The LPR at the lower end of the education spectrum is also very volatile. This phenomenon of low and volatile labour force participation of the uneducated is worth a detailed study. The expectation was that people with no education would be the more vulnerable and would be loath to remain out of the labour force. But apparently, they keep getting in and out of labour markets month after month.
The volatility of monthly labour participation rates declines as education increases.
Graduates+ have the least volatility in this respect. They are also not only way ahead of the rest in terms of labour participation they are also recording a steady increase in their participation rate.
While the overall LPR for India was at an all-time low at 42.4 per cent in November 2019, the labour participation rate for graduates+ was at an all-time high of 62.9 per cent in October 2019. At 62.2 per cent in November, it was close to this peak.
India's labour force participation rate has fallen from nearly 47 per cent in 2016 to 43 per cent in 2019. This translates into a fall of over 7 million in the labour force over three years -- from 443 million to 436 million. However, during the same period, 2.5 million graduates+ joined the labour force. Evidently, it is people with less education who have quit the labour markets. In fact, it is those with no education that have exited the labour markets over the past three years.
As basic education is becoming increasingly universal, the labour market in India has seen a sharp fall in those who have no education. Correspondingly, the share of those that have some education has increased. The quality of human resources in the labour markets is improving. Yet, the share of graduates+ in Indian labour markets is very low.
Graduates+ accounted for only 13.5 per cent of the total employed in 2019. This is an improvement over the 12.7 per cent share it had in 2016. But, it is still very low.
Graduates+ account for only about 13 per cent of the population above the age of 25 years in India. In comparison, this ratio is over 40 per cent for developed countries. It is 45 per cent in South Korea and 17 per cent in China.
Evidently, India still has a lot of catching up to do on providing tertiary education to a vast majority of its population. Add to this, the woes of industry that has often complained about the low quality of labour in India.
While 62 per cent of graduates seek employment, only 51 per cent are employed. The remaining 11 per cent are unable to find a job although they are looking for one.
Are they unemployable or are the opportunities inadequate in number and poor in quality? Possibly, both are true. If this is indeed true then we have a vortex of problems in education and employment in India.

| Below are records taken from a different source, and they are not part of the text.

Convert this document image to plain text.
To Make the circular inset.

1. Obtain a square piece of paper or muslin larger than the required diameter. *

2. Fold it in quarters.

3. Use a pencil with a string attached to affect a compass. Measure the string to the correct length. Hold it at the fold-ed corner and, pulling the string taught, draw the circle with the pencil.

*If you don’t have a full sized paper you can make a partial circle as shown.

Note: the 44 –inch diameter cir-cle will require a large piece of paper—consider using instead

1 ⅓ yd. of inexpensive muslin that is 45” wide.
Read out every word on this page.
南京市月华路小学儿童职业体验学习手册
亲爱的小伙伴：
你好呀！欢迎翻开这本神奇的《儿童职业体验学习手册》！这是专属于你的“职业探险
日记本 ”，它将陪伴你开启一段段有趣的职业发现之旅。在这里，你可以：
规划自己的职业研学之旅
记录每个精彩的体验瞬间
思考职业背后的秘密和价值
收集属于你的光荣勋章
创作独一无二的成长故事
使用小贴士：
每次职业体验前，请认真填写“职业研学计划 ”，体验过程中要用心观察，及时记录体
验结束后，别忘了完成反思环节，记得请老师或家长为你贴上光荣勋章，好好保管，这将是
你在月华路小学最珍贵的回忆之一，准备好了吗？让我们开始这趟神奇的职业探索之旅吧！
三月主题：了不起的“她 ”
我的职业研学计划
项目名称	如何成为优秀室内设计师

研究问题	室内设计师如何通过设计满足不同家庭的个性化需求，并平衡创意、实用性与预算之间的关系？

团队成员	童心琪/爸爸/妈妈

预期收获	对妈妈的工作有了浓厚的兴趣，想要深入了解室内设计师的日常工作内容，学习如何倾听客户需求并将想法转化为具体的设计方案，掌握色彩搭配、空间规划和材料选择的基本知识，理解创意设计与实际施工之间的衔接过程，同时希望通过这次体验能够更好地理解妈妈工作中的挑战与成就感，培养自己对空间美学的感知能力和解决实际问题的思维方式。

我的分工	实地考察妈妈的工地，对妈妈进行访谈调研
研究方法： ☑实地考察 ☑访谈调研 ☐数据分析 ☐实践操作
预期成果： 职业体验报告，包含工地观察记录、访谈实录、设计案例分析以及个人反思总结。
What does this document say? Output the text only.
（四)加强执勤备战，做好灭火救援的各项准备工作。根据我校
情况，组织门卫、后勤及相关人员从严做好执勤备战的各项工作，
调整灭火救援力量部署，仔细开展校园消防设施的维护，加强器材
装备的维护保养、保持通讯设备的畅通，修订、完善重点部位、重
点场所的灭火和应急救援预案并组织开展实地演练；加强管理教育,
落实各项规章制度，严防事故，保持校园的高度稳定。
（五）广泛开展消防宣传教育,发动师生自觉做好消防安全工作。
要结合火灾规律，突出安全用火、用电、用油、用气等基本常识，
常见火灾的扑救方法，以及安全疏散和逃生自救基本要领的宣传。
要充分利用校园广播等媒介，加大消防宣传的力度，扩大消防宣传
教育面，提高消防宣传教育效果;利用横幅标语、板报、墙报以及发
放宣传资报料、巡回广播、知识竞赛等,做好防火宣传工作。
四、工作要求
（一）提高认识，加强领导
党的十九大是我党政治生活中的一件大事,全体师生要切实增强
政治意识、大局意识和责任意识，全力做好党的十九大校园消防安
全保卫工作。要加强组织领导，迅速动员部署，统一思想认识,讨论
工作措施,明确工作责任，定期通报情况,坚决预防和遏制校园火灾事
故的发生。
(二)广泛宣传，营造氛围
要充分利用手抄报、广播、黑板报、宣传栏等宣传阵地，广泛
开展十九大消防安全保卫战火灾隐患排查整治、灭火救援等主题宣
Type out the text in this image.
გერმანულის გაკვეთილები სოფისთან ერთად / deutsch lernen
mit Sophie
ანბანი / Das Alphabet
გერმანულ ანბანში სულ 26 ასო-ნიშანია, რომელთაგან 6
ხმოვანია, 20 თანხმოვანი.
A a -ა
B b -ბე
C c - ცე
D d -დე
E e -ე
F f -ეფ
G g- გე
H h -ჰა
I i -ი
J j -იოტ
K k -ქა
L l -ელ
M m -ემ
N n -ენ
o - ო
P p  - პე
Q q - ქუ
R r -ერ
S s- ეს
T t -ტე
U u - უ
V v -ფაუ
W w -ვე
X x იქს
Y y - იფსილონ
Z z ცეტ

First, the proportion of graduate+ in the population is low at only 13 per cent. Second, these graduates face the highest unemployment rate. The unemployment rate among graduates is 17 per cent. Third, industry complains that the quality of graduates is not good enough for employment. Fourth, the rate in investments and therefore jobs creation is insufficient to absorb additions to the labour market.
This seems to be a vicious cycle in which vast numbers of educated are not considered employable and lack of investments leads to low job opportunities. This could discourage the young population from seeking higher education and also discourage educational institutions from producing employable labour. There can be a hope that in the long run, markets will sort out this problem. But, as has been well said, in the long run we are all dead.